Editorial | Making wills mandatory
Delroy Chuck’s intriguing idea of making wills mandatory in Jamaica is worthy of discussion, given the vast amount of wealth that lies fallow because potential beneficiaries can’t agree on how to share the estate.
But an important corollary to Mr Chuck’s proposition is not only making Jamaicans comfortable with the idea of their own mortality, but the acceleration of efforts to unlock the wealth of people who are generally deemed to be poor, by making it easier for them to gain titles to properties they possess, especially land. Too often such property can neither be formally passed down nor collateralised because of an absence of proof of ownership.
In Jamaica, disputes of the kind to which Mr Chuck referred are called fighting over “ded lef” (what is left by the dead), which the justice minister recently said fuelled not only quarrels but actual violence.
“Nothing creates more violence, grievances, conflicts, and death, than ded lef,” Mr Chuck said in Montego Bay last week at a function promoting the work of the Administrator General’s Department.
“.... People are fighting over what they never expect; fighting over what they believe they should get; people fighting over what they think that the deceased person should have left for them,” he added.
In May, Mr Chuck reported to Parliament that the administrator general, who oversees probates and administers the estates of people who die without leaving wills, had more than J$50 billion (US$322 million) under management, largely because of disagreements between the beneficiaries. Many of these quarrels stretch back several years.
In one case, an estate worth over J$800 million, or nearly two per cent of administrator general’s portfolio, is in limbo because beneficiaries can’t agree how to share the spoils.
MEDIATION
Mr Chuck suggested that to perverse the value of estates, the Administrator General’s Department become far more aggressive in forcing people into mediation, and where necessary, use the power of the office to monetise the property.

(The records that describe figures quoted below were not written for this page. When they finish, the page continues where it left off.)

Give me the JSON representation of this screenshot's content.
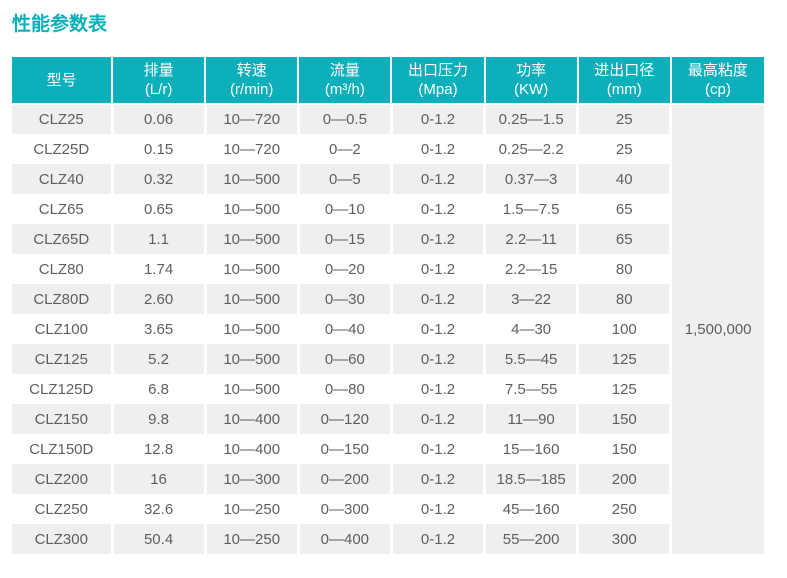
{
  "title": "性能参数表",
  "colors": {
    "accent_teal": "#0db0ba",
    "row_alt_gray": "#efefef",
    "header_text": "#ffffff",
    "body_text": "#5f5f5f"
  },
  "table": {
    "headers": [
      {
        "key": "model",
        "name": "型号",
        "unit": ""
      },
      {
        "key": "displacement",
        "name": "排量",
        "unit": "(L/r)"
      },
      {
        "key": "speed",
        "name": "转速",
        "unit": "(r/min)"
      },
      {
        "key": "flow",
        "name": "流量",
        "unit": "(m³/h)"
      },
      {
        "key": "outlet-pressure",
        "name": "出口压力",
        "unit": "(Mpa)"
      },
      {
        "key": "power",
        "name": "功率",
        "unit": "(KW)"
      },
      {
        "key": "port-diameter",
        "name": "进出口径",
        "unit": "(mm)"
      },
      {
        "key": "max-viscosity",
        "name": "最高粘度",
        "unit": "(cp)"
      }
    ],
    "rows": [
      [
        "CLZ25",
        "0.06",
        "10—720",
        "0—0.5",
        "0-1.2",
        "0.25—1.5",
        "25"
      ],
      [
        "CLZ25D",
        "0.15",
        "10—720",
        "0—2",
        "0-1.2",
        "0.25—2.2",
        "25"
      ],
      [
        "CLZ40",
        "0.32",
        "10—500",
        "0—5",
        "0-1.2",
        "0.37—3",
        "40"
      ],
      [
        "CLZ65",
        "0.65",
        "10—500",
        "0—10",
        "0-1.2",
        "1.5—7.5",
        "65"
      ],
      [
        "CLZ65D",
        "1.1",
        "10—500",
        "0—15",
        "0-1.2",
        "2.2—11",
        "65"
      ],
      [
        "CLZ80",
        "1.74",
        "10—500",
        "0—20",
        "0-1.2",
        "2.2—15",
        "80"
      ],
      [
        "CLZ80D",
        "2.60",
        "10—500",
        "0—30",
        "0-1.2",
        "3—22",
        "80"
      ],
      [
        "CLZ100",
        "3.65",
        "10—500",
        "0—40",
        "0-1.2",
        "4—30",
        "100"
      ],
      [
        "CLZ125",
        "5.2",
        "10—500",
        "0—60",
        "0-1.2",
        "5.5—45",
        "125"
      ],
      [
        "CLZ125D",
        "6.8",
        "10—500",
        "0—80",
        "0-1.2",
        "7.5—55",
        "125"
      ],
      [
        "CLZ150",
        "9.8",
        "10—400",
        "0—120",
        "0-1.2",
        "11—90",
        "150"
      ],
      [
        "CLZ150D",
        "12.8",
        "10—400",
        "0—150",
        "0-1.2",
        "15—160",
        "150"
      ],
      [
        "CLZ200",
        "16",
        "10—300",
        "0—200",
        "0-1.2",
        "18.5—185",
        "200"
      ],
      [
        "CLZ250",
        "32.6",
        "10—250",
        "0—300",
        "0-1.2",
        "45—160",
        "250"
      ],
      [
        "CLZ300",
        "50.4",
        "10—250",
        "0—400",
        "0-1.2",
        "55—200",
        "300"
      ]
    ],
    "max_viscosity_merged_value": "1,500,000"
  }
}
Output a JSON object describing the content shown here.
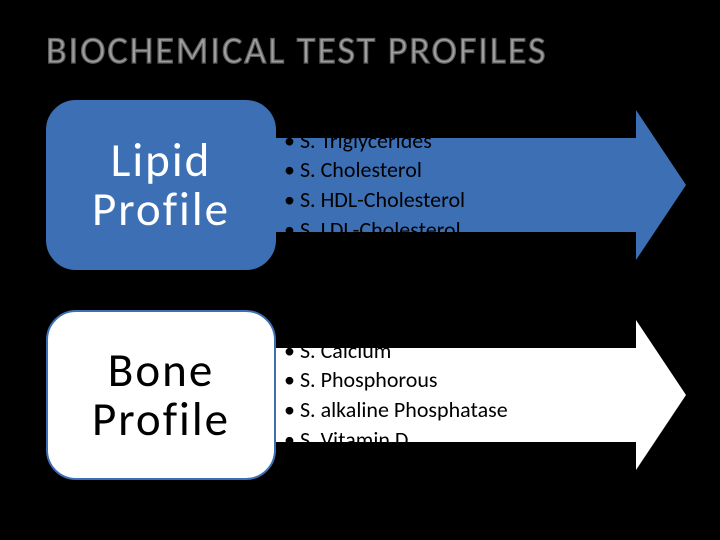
{
  "title": "BIOCHEMICAL TEST PROFILES",
  "profiles": [
    {
      "name_line1": "Lipid",
      "name_line2": "Profile",
      "pill_bg": "#3d6fb4",
      "pill_text_color": "#ffffff",
      "arrow_color": "#3d6fb4",
      "items": [
        "S. Triglycerides",
        "S. Cholesterol",
        "S. HDL-Cholesterol",
        "S. LDL-Cholesterol"
      ]
    },
    {
      "name_line1": "Bone",
      "name_line2": "Profile",
      "pill_bg": "#ffffff",
      "pill_text_color": "#000000",
      "arrow_color": "#ffffff",
      "items": [
        "S. Calcium",
        "S. Phosphorous",
        "S. alkaline Phosphatase",
        "S. Vitamin D"
      ]
    }
  ]
}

“Especially with an estate that has real property, my instruction is rather than allowing the real estate to deteriorate, sell the real estate, collect the funds and then distribute it at the end of the day,” he told this newspaper.
This newspaper agrees with Mr Chuck, although he, and the Administrator General’s Department, should be prepared for the increased legal challenges that will accompany such moves.
We are also sympathetic to, though not fully embracing of, the idea he floated that writing wills should probably be a legal obligation, which, according to the minister, is a requirement of all members of the military.
Not only would such a law be difficult to administer and enforce in the wider population where military law does not apply, but would raise serious questions about infringement of people’s constitutional right to privacy. The issue would be whether this remedy to the problems highlighted by Mr Chuck could meet the test of being “demonstrably justified in a free and democratic society”. We think not.
In this regard, Mr Chuck’s alternative of starting by encouraging workers generally, but those in the public sector in particular, to prepare wills, seems more practical.
“It may well be that the Government and permanent secretaries should be told to encourage staff – not to force them like the JDF because people have options – but it would be good to just tell them to make a simple will,” he said.
Although hard data on the question are not available, Jamaicans, including educated ones who have accumulated some wealth, are seemingly reticent about preparing wills – perhaps because it draws attention to their mortality.
ISN’T UNIQUE
The issue of a lack of estate planning, however, isn’t unique to Jamaica. A survey in the UK earlier this year showed half of adult Britons didn’t have wills. That was the case with one in three (a third) people 55 and older.
In the United States the data, from varying sources, is uneven, but the majority of adults appear not to have estate plans. A 2021 poll by the Gallup organisation found that 46 per cent of adult Americans had wills, down from 51 per cent in 2005. However, a survey this year by an organisation that provides referral services for homes that provide assisted living for the elderly, found that only 34 per cent of Americans had estate plans, although 64 per cent believed that people should have wills. Similarly, half of Canadians, including 20 per cent of those over 55, are without wills.
In our case, Mr Chuck’s ministry and the Administrator General’s Department should engage in a public information campaign on the logic and efficacy of having wills, not least being its potential to help maintain family cohesion.
At the same time, large swathes of Jamaicans control property, mostly with respect to multigenerational family land and home, which they don’t formally own. They don’t hold titles – the gaining of which is a tedious, complex and expensive process in Jamaica. Successive administrations have, for half a century, promoted schemes to deliver titles to people. These programmes have been slow and often log-jammed. That needs to change.
Over two decades ago, the Peruvian developmental economist, Hernando de Soto, pointed out the poor people held trillions of dollars in resources globally which couldn’t be collateralised and transformed into wealth because of the lack of titles. Fixing that problem will ease poverty and make it easy to transfer wealth to future generations.
That might worsen Mr Chuck’s problem with wills. But it is a better problem to have than poverty.